Dummerweise hat die Sache einen Haken: Im ersten Halbjahr 2025 deckten die
Erneuerbaren mehr als 60 Prozent des deutschen Strombedarfs, besonders die
Photovoltaik legte rasant zu. Und weil ja immer auch noch Kohlekraftwerke
laufen – in der vergangenen Woche produzierten sie tageweise hinter der
Sonnenkraft auf Platz zwei 23 Prozent des deutschen Stroms –, laufen die
Gasturbinen nur selten.
Um sich wirtschaftlich zu rentieren, müssen Gaskraftwerke wenigstens 4.000
Betriebsstunden volle Last fahren – also so viel wie möglich Strom
produzieren. Weil die Erneuerbaren aber Einspeisevorrang – also Vorfahrt
ins Netz – besitzen und die Kohlekraftwerke oft schwer zu verdrängende
Brocken in der Stromproduktion sind, schaffen die Gasturbinen keine 2.500
Volllaststunden im Jahr.
„Was halb so oft läuft, ist im Betrieb doppelt so teuer“, sagt Volker
Quaschning, Professor für Regenerative Energiesysteme an der Hochschule für
Technik und Wirtschaft in Berlin. Dazu kämen die hohen Rohstoffkosten: „Bei
Braunkohle liegen die reinen Brennstoffkosten bei weniger als 1 Cent pro
Kilowattstunde elektrischer Energie, bei Erdgas bei rund 6 Cent.“ Dazu
kämen die Betriebskosten der Kraftwerke, die Abschreibungen für die
Kraftwerksbauten und schließlich auch noch die Kosten des Emissionshandels.
„Solarstrom gibt es aber schon ab 5 Cent je Kilowattstunde“.

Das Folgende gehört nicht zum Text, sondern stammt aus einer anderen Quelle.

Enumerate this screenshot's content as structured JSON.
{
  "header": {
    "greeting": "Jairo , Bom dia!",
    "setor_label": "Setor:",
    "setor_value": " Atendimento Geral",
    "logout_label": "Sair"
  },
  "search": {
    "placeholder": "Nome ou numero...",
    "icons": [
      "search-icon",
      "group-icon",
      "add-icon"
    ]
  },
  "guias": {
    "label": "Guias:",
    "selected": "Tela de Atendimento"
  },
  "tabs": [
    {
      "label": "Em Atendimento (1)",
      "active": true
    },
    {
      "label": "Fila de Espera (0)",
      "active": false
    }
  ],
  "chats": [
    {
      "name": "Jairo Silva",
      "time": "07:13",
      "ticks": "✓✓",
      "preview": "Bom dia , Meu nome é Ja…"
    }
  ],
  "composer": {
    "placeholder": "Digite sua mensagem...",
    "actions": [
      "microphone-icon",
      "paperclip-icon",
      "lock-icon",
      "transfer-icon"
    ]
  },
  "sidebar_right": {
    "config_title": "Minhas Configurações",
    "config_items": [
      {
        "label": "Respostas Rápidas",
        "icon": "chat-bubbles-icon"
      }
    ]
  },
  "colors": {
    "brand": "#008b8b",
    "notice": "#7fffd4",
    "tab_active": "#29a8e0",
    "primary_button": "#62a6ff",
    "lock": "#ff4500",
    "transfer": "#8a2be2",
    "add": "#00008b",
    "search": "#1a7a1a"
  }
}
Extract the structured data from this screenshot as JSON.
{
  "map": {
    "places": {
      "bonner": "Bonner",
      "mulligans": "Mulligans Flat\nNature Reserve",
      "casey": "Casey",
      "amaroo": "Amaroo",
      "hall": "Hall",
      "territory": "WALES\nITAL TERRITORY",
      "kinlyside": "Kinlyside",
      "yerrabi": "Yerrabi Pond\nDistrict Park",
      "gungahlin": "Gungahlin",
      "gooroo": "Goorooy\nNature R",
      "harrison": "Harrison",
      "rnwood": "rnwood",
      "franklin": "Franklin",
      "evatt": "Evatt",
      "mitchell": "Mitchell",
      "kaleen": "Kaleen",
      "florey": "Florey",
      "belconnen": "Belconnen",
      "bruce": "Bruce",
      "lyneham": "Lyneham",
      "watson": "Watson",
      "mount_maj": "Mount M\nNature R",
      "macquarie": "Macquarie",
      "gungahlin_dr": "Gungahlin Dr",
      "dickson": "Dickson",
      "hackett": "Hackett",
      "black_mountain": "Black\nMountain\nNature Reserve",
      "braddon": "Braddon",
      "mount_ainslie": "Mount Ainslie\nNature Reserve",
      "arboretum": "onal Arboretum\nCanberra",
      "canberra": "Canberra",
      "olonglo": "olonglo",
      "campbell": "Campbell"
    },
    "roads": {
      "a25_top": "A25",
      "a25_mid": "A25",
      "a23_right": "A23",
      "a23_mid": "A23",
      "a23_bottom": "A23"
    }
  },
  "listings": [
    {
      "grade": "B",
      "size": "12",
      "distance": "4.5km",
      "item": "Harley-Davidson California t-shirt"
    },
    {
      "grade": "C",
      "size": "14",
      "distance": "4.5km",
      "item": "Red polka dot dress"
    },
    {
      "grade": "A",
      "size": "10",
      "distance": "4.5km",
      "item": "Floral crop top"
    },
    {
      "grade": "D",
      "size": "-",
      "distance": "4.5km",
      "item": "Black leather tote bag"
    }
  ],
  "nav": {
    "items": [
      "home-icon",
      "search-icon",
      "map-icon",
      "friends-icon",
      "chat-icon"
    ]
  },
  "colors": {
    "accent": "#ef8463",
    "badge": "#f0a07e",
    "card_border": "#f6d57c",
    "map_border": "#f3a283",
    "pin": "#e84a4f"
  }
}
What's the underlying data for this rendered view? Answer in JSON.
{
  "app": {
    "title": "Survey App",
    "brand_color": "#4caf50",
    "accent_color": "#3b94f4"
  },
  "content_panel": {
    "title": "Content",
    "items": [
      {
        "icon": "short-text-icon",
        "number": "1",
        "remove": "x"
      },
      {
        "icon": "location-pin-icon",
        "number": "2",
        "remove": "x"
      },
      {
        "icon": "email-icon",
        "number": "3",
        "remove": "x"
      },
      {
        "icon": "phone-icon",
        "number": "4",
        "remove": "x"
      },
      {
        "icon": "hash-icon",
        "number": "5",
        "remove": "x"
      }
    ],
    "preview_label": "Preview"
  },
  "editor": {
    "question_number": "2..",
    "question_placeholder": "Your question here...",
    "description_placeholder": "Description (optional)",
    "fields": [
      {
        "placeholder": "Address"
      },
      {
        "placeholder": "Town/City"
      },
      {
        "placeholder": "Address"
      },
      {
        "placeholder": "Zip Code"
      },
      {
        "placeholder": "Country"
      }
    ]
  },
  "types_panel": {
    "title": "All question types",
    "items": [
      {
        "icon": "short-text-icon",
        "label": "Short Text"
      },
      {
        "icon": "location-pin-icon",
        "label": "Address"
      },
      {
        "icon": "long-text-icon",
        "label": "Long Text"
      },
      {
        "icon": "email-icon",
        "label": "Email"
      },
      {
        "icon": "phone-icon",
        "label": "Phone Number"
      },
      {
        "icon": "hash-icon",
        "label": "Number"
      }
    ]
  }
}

## Investoren halten sich zurück
Das macht deutlich, dass sich neue Gaskraftwerke gar nicht wirtschaftlich
betreiben lassen, weshalb sich Investoren zurückhalten. In den vergangenen
zehn Jahren waren Neubauprojekte rar, in Wolfsburg wurde das Kraftwerk West
bis 2022 erneuert, an dem auch das VW-Werk hängt. In Baden-Württemberg gibt
es in Heilbronn einen Neubau, der 2026 in Betrieb gehen soll. In Bayern
liefert seit 2023 ein Block 6 am Standort Irsching im Bedarfsfall Strom,
Bayerns Ministerpräsident Markus Söder (CSU) bezeichnete ihn als „Airbag im
Energiesystem“.
„Wirtschaftlich betreiben lassen sich solche Gaskraftwerke aber derzeit nur
mit Subventionen“, wie Quaschning erklärt: Bezahlt wird das Kraftwerk nicht
für den gelieferten Strom, sondern dafür, dass es im Ernstfall Strom
liefert, „ein Kapazitätspreis für’s Dasein“. Der allerdings verteuert den
Strom weiter, was die Bundesregierung ja eigentlich bekämpfen will.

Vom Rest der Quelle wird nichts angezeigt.